Statistics are used throughout everyday life and in a wide variety of research across a multitude of disciplines and subjects. This article discusses each of the basic descriptive statistics calculated by standard statistical analysis software such as SAS, SPSS, STATA, Excel, etc., and how to interpret them. Descriptive statistics (mean, median, mode, range, standard deviation, variance, skewness, and kurtosis) are useful for exploring and examining data (such as how data are distributed or dispersed) prior to performing statistical tests and subsequently carrying out statistical analysis and data interpretation. Descriptive statistics are useful to help explore and examine data before performing statistical tests on the data. Charts, graphs, scatterplots, histograms, etc., are also helpful for visually exploring data and statistics.
N - the total number of observations or cases in a data variable set. When dealing with populations and samples in statistics, "N" usually denotes the number of observations in a population and "n" typically represents the number of observations in a sample.
Mean - the arithmetic average across the distribution of the data set. It is calculated by summing all the values in the particular variable and then dividing the sum by the total number of observations (N) in that variable field. The mean is important in statistics and many statistical tests, such as the t-test.
Median - the observation value that falls exactly in the middle of the variable distribution if all observations are arranged chronologically from lowest to highest. If two observations share the midpoint (in a distribution with an even number of cases), then the average of those two observations is calculated and this particular average then represents the median.
Mode - the value or observation that occurs most frequently in a data set.
Range - the difference between the lowest value and highest value in the variable. In some software the Range is reported in the output, but in other software programs the actual minimum and maximum values are reported.
Standard Deviation - measures the spread of observations about the mean. In statistics, it is the root mean square deviation of values from the arithmetic mean. The larger the standard deviation, the more spread out the observations are. It is also the square root of the variance. Since the standard deviation is in the same units as the original variable, it is easier to interpret than the variance. The standard deviation is the most common measure of dispersion in statistics, which explains how widely the values in a data set are spread around the mean.
Variance - the average of the squared differences between data points and the mean. The variance is a way to describe to what degree a distribution is spread out. It is also the standard deviation squared.
Skewness - measures the degree and direction of symmetry or asymmetry of the distribution. A normal or symmetrical distribution has a skewness of zero (0). But in the real world of statistics, normal distributions are hard to come by. Therefore, a distribution may be positively skewed (skew to the right; longer tail to the right; represented by a positive value) or negatively skewed (skew to the left; longer tail to the left; with a negative value).

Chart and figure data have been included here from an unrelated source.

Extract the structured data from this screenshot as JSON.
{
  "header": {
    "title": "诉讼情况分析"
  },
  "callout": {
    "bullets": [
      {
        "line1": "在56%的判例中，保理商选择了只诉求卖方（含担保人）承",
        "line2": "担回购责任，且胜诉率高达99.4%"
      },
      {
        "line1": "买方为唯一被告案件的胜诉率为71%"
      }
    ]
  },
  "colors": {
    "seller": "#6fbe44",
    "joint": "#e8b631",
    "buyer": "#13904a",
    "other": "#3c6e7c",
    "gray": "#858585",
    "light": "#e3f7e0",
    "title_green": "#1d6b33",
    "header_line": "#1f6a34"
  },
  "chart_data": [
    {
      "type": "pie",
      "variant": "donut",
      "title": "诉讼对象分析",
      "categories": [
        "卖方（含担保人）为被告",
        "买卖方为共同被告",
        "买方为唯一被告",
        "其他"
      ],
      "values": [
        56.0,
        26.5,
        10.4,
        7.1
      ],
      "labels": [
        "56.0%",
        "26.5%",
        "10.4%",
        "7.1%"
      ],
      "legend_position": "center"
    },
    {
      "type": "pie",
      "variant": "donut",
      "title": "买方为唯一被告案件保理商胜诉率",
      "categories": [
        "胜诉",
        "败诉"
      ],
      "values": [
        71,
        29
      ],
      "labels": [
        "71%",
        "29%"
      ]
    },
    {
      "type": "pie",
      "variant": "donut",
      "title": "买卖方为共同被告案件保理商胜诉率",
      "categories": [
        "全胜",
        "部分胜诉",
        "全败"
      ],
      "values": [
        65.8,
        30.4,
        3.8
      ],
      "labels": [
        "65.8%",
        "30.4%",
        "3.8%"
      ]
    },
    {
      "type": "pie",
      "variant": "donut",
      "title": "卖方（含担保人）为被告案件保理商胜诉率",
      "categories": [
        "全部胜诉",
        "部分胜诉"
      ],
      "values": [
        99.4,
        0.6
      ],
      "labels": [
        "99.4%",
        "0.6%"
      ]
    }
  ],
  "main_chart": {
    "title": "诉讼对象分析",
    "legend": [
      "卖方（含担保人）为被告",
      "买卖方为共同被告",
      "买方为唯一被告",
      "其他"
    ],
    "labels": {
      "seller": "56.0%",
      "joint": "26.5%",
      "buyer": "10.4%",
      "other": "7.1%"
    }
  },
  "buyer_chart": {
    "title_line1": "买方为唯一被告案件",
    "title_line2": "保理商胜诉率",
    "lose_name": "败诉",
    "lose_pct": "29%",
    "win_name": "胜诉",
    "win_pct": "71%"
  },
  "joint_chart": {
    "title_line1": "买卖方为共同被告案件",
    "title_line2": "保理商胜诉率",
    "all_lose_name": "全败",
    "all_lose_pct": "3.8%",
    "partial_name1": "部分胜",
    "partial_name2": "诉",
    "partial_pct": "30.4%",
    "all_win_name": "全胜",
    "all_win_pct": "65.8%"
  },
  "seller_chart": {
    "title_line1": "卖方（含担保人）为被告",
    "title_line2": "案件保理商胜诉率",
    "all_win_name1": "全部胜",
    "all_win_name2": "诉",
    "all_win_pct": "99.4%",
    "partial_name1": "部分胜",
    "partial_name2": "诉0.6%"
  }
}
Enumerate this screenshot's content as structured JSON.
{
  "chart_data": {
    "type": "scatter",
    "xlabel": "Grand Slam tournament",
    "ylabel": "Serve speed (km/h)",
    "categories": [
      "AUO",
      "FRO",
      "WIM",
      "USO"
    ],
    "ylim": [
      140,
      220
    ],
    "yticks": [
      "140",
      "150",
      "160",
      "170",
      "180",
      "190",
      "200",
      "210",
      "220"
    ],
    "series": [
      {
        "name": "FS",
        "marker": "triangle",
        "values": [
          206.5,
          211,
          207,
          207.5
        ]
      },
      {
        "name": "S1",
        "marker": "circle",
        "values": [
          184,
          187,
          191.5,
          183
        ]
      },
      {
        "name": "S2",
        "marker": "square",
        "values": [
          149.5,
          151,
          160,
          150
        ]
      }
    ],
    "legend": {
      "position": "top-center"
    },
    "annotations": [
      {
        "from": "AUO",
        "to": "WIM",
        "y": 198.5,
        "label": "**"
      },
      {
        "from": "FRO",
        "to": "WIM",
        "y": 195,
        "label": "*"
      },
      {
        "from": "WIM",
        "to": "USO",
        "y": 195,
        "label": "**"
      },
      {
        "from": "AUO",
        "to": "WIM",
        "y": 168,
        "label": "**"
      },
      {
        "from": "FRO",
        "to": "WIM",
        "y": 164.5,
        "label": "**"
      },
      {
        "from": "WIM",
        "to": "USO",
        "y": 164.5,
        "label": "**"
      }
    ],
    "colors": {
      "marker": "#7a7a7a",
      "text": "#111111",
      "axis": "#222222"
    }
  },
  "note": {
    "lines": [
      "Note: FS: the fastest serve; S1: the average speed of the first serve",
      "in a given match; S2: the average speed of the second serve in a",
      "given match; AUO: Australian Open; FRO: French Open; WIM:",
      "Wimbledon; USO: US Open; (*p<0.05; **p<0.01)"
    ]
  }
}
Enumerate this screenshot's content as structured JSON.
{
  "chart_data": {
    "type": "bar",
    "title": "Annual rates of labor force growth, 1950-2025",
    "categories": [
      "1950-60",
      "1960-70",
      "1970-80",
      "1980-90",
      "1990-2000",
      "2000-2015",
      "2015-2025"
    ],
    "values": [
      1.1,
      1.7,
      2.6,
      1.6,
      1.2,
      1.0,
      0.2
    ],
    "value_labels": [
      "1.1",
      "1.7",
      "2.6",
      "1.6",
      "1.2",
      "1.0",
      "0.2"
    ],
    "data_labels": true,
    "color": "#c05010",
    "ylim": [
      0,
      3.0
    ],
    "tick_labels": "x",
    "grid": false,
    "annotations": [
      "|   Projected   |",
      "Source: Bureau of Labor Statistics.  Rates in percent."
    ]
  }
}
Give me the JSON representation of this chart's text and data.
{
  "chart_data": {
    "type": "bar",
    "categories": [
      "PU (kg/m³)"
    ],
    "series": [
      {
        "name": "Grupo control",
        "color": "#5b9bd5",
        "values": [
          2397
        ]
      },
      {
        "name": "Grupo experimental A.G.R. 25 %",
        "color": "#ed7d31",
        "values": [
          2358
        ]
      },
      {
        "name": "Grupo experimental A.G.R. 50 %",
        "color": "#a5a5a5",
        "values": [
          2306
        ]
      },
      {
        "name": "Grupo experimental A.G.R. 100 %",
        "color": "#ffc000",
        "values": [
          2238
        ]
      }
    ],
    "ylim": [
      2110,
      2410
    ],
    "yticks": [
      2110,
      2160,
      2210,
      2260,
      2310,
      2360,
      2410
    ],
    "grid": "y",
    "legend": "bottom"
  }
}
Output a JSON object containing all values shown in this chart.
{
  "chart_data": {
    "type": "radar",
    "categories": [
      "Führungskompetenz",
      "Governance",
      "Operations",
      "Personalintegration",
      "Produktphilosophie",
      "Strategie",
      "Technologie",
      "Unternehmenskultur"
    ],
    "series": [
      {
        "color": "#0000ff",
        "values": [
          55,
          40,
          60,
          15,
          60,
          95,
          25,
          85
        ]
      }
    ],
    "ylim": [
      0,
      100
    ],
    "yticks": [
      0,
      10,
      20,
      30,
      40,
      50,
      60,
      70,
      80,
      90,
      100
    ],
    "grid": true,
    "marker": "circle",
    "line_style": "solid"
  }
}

Kurtosis - measures how peaked a distribution is and the lightness or heaviness of the tails of the distribution. In other words, how much of the distribution is actually located in the tails? In statistics, a normal distribution has a kurtosis value of zero (0) and is said to be mesokurtic. A positive kurtosis value means that the tails are heavier than a normal distribution and the distribution is said to be leptokurtic (with a higher, more acute "peak"). A negative kurtosis value means that the tails are lighter than a normal distribution and the distribution is said to be platykurtic (with a smaller, flatter "peak").